In questo ampio dibattito, la riflessione sulla Sostenibilità rischia di arenarsi tra posizioni opposte ed inamovibili, mentre l’attuale modello di sviluppo continua a intervenire sugli ecosistemi e sulle strutture sociali, con una intensità senza precedenti, determinata dalle enormi potenzialità messe a disposizione dalla tecnologia.
Per tentare di comporre un dialogo interdisciplinare, finalizzato alla reciproca comprensione tra le diverse prospettive di studio ed approccio, IRIS si pone l’obiettivo di realizzare un’interazione costruttiva tra gli apporti di quelle scienze (e – al loro interno – degli studiosi che con diversi sguardi e sensibilità se ne occupano) maggiormente inclini a considerare il fattore umano come centrale e quelle più sensibili al ruolo dei sistemi naturali.
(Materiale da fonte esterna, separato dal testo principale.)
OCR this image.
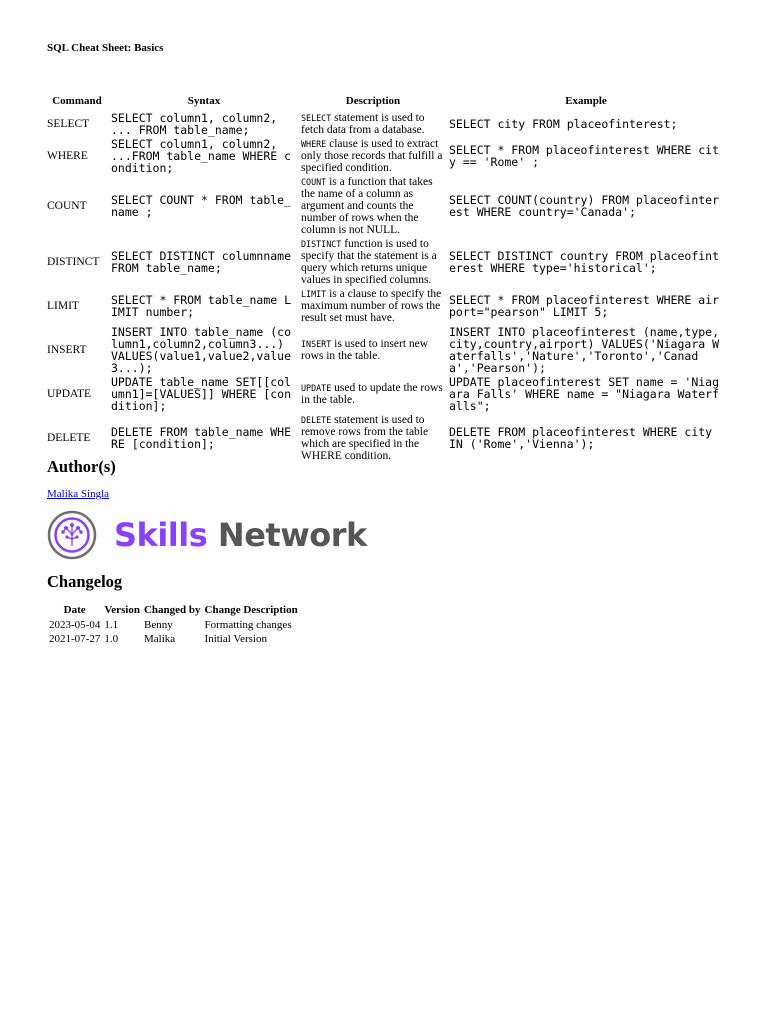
SQL Cheat Sheet: Basics
Command	Syntax	Description	Example
SELECT	SELECT column1, column2, ... FROM table_name;	SELECT statement is used to fetch data from a database.	SELECT city FROM placeofinterest;
WHERE	SELECT column1, column2, ...FROM table_name WHERE condition;	WHERE clause is used to extract only those records that fulfill a specified condition.	SELECT * FROM placeofinterest WHERE city == 'Rome' ;
COUNT	SELECT COUNT * FROM table_name ;	COUNT is a function that takes the name of a column as argument and counts the number of rows when the column is not NULL.	SELECT COUNT(country) FROM placeofinterest WHERE country='Canada';
DISTINCT	SELECT DISTINCT columnname FROM table_name;	DISTINCT function is used to specify that the statement is a query which returns unique values in specified columns.	SELECT DISTINCT country FROM placeofinterest WHERE type='historical';
LIMIT	SELECT * FROM table_name LIMIT number;	LIMIT is a clause to specify the maximum number of rows the result set must have.	SELECT * FROM placeofinterest WHERE airport="pearson" LIMIT 5;
INSERT	INSERT INTO table_name (column1,column2,column3...) VALUES(value1,value2,value3...);	INSERT is used to insert new rows in the table.	INSERT INTO placeofinterest (name,type,city,country,airport) VALUES('Niagara Waterfalls','Nature','Toronto','Canada','Pearson');
UPDATE	UPDATE table_name SET[[column1]=[VALUES]] WHERE [condition];	UPDATE used to update the rows in the table.	UPDATE placeofinterest SET name = 'Niagara Falls' WHERE name = "Niagara Waterfalls";
DELETE	DELETE FROM table_name WHERE [condition];	DELETE statement is used to remove rows from the table which are specified in the WHERE condition.	DELETE FROM placeofinterest WHERE city IN ('Rome','Vienna');
Author(s)
Malika Singla
Skills Network
Changelog
Date	Version	Changed by	Change Description
2023-05-04	1.1	Benny	Formatting changes
2021-07-27	1.0	Malika	Initial Version
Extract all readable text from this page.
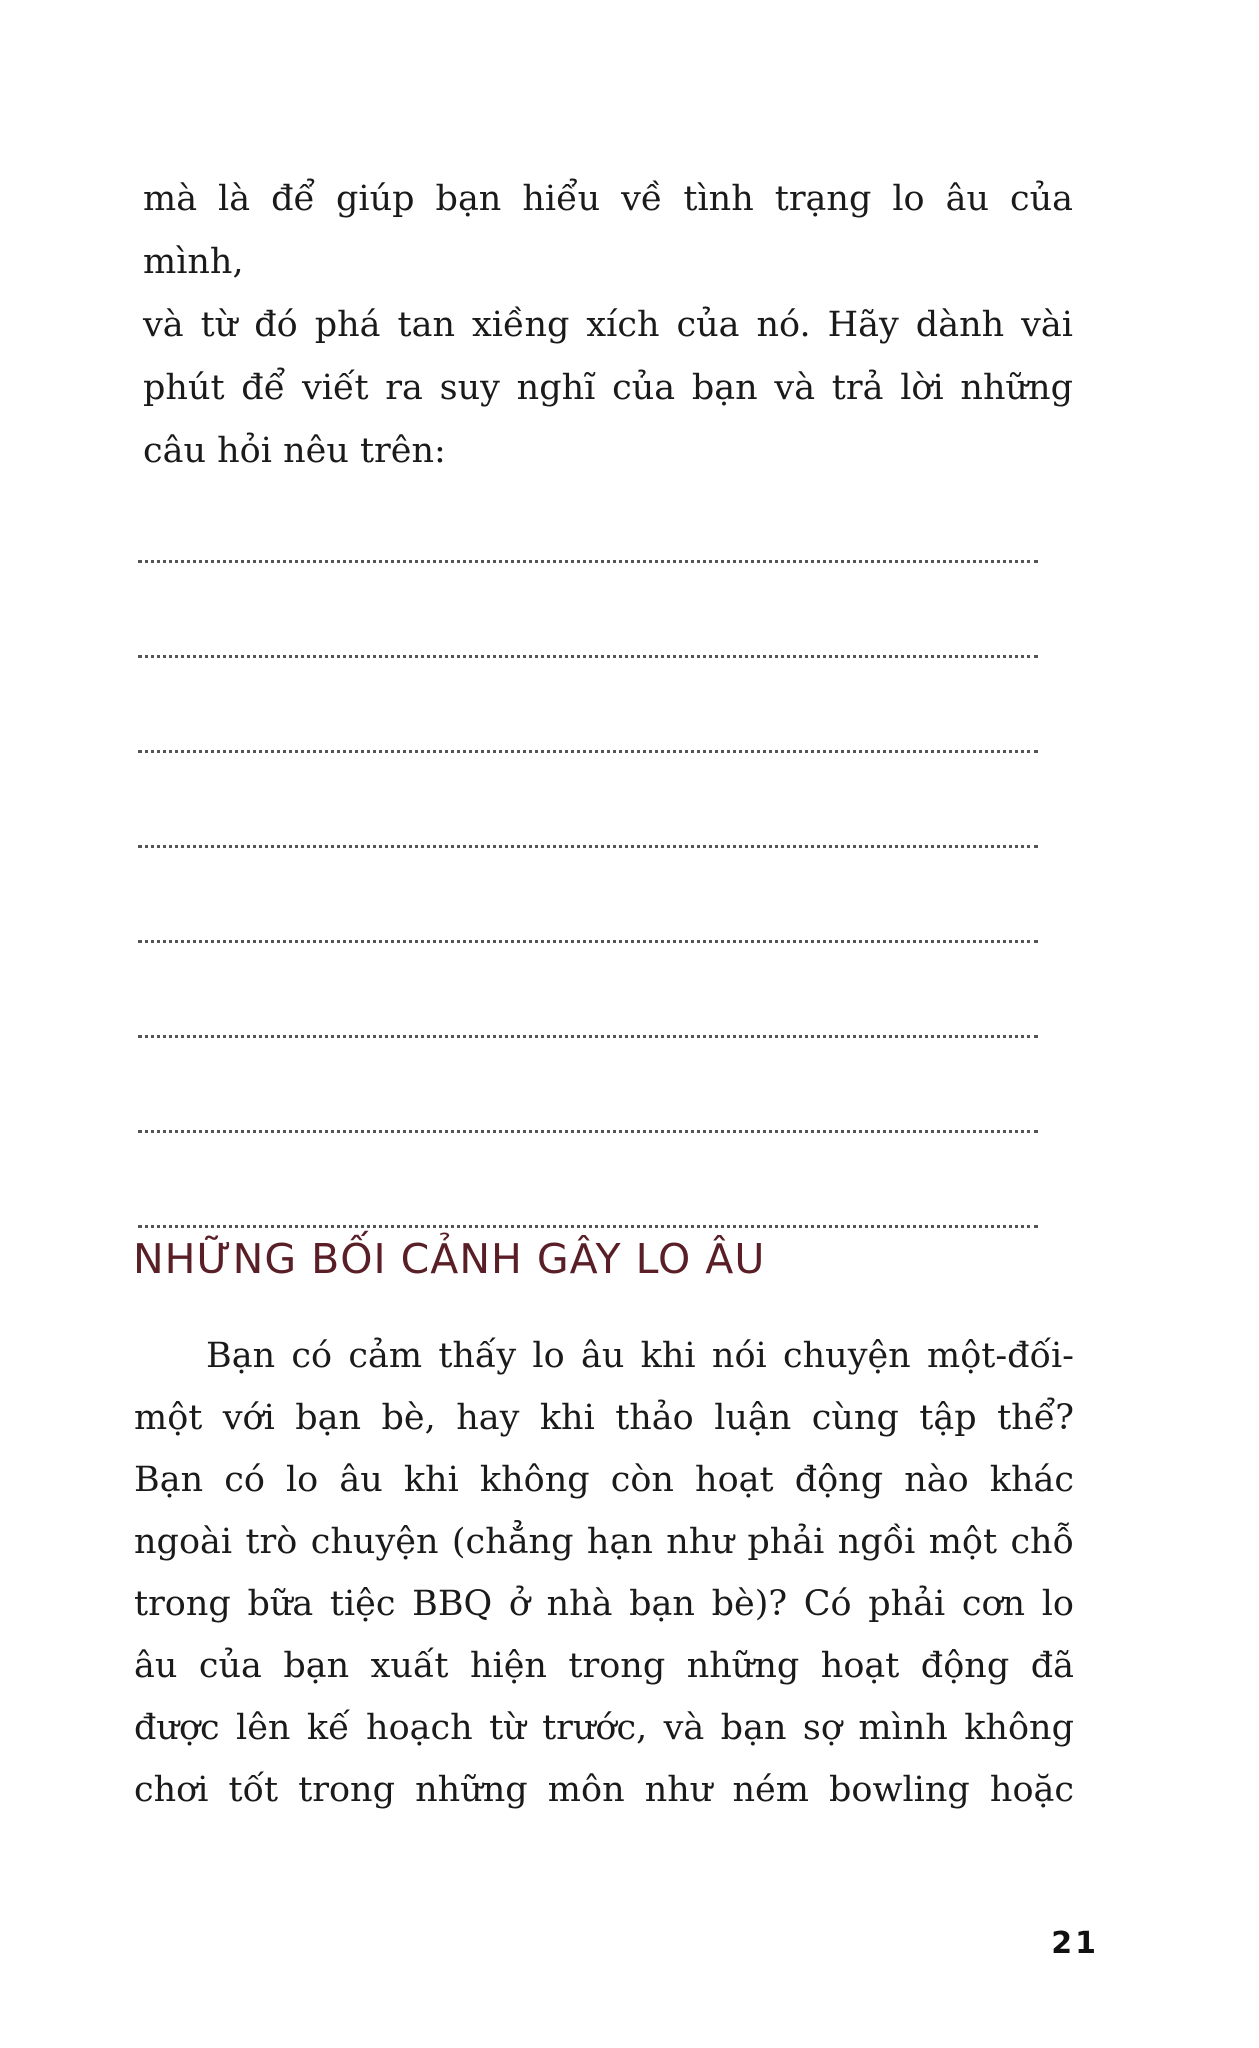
mà là để giúp bạn hiểu về tình trạng lo âu của mình,
và từ đó phá tan xiềng xích của nó. Hãy dành vài
phút để viết ra suy nghĩ của bạn và trả lời những
câu hỏi nêu trên:

NHỮNG BỐI CẢNH GÂY LO ÂU

Bạn có cảm thấy lo âu khi nói chuyện một-đối-
một với bạn bè, hay khi thảo luận cùng tập thể?
Bạn có lo âu khi không còn hoạt động nào khác
ngoài trò chuyện (chẳng hạn như phải ngồi một chỗ
trong bữa tiệc BBQ ở nhà bạn bè)? Có phải cơn lo
âu của bạn xuất hiện trong những hoạt động đã
được lên kế hoạch từ trước, và bạn sợ mình không
chơi tốt trong những môn như ném bowling hoặc

21
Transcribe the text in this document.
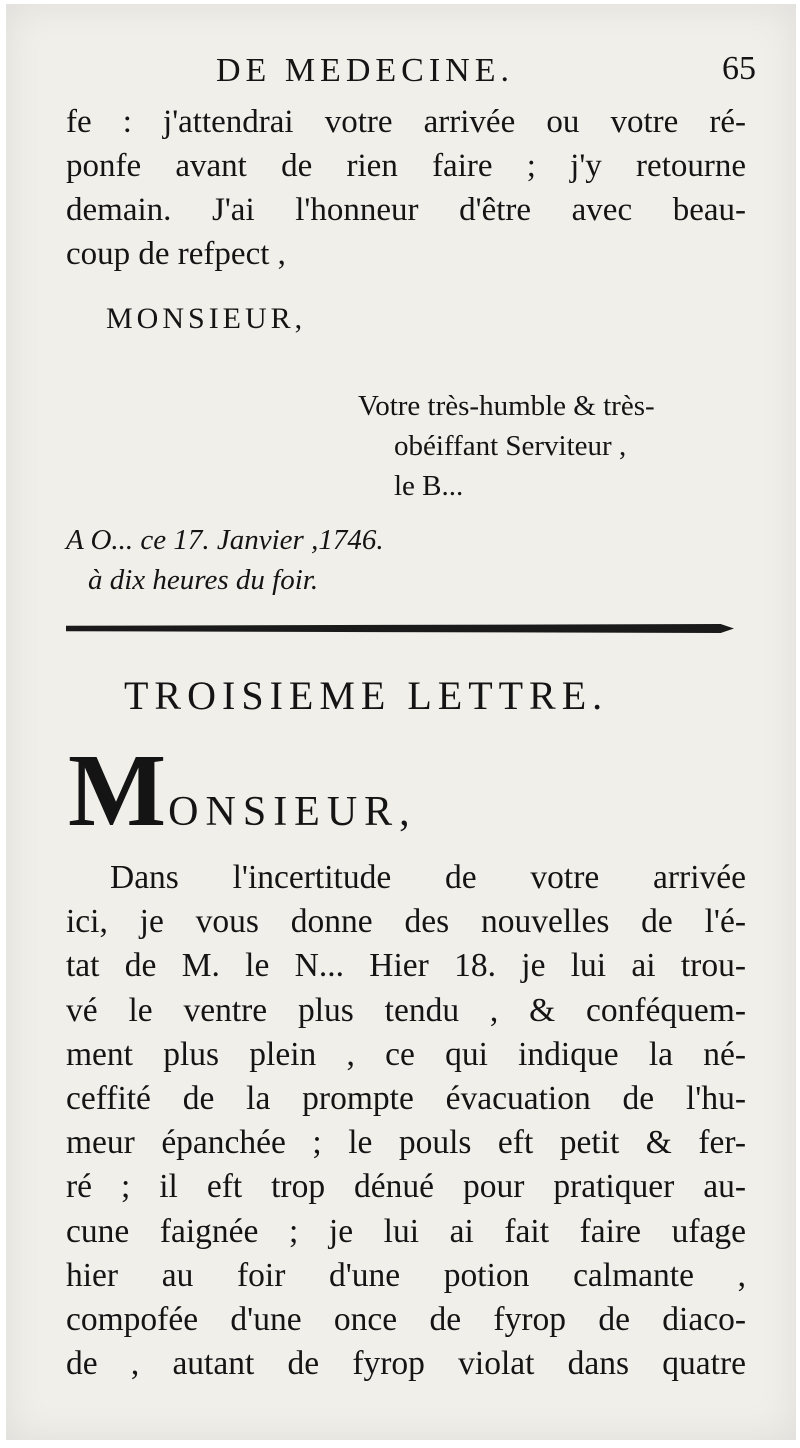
DE MEDECINE.	65
fe : j'attendrai votre arrivée ou votre ré-
ponfe avant de rien faire ; j'y retourne
demain. J'ai l'honneur d'être avec beau-
coup de refpect ,
MONSIEUR,
Votre très-humble & très-
obéiffant Serviteur ,
le B...
A O... ce 17. Janvier ,1746.
à dix heures du foir.
TROISIEME LETTRE.
MONSIEUR,
Dans l'incertitude de votre arrivée
ici, je vous donne des nouvelles de l'é-
tat de M. le N... Hier 18. je lui ai trou-
vé le ventre plus tendu , & conféquem-
ment plus plein , ce qui indique la né-
ceffité de la prompte évacuation de l'hu-
meur épanchée ; le pouls eft petit & fer-
ré ; il eft trop dénué pour pratiquer au-
cune faignée ; je lui ai fait faire ufage
hier au foir d'une potion calmante ,
compofée d'une once de fyrop de diaco-
de , autant de fyrop violat dans quatre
Non solo. Nuovi sguardi sono offerti da altri percorsi di ricerca, impegnati a creare nuove possibilità interpretative o attenti alle dimensioni interiori dell’umanità, le quali possono essere proficuamente richiamate nel dibattito sulla Sostenibilità quando ad essa si associ un carattere olistico, globale, che investe la totalità dell’esperienza umana: dall’interazione con il mondo naturale, alle attività produttive, all’organizzazione sociale, alla sfera culturale, alle esperienze emotive e spirituali.
E’ un orizzonte ampio e complesso, entro il quale gli stessi ricercatori di IRIS si collocano con un coinvolgimento differente.
Per alcuni va comunque assicurato un carattere prioritario alla ricerca specialistica e quantitativa, capace di fornire conoscenza dimostrabile e non condizionata da fattori estranei alla rigorosa razionalità, lasciando un ruolo di secondo piano ai contributi legati ad uno studio sistemico, qualitativo.
Per altri – in un contesto caratterizzato da elevata complessità, ampi margini di incertezza, dinamiche di feedback poco note e considerata l’entità della posta in gioco – è necessario rivalutare nella pratica scientifica gli aspetti legati all’incertezza e prendere atto dell’inestricabile intreccio tra fatti e valori.
Da qui nasce un importante dibattito sul grado di legittimità dei diversi interventi.
Nasce cioè la domanda se in tema di Sostenibilità sia lecito / opportuno / necessario mettere in relazione contributi specialistici della ricerca disciplinare con contributi di scienze evolutive, caratterizzati da ampi margini di casualità ed imprevedibilità.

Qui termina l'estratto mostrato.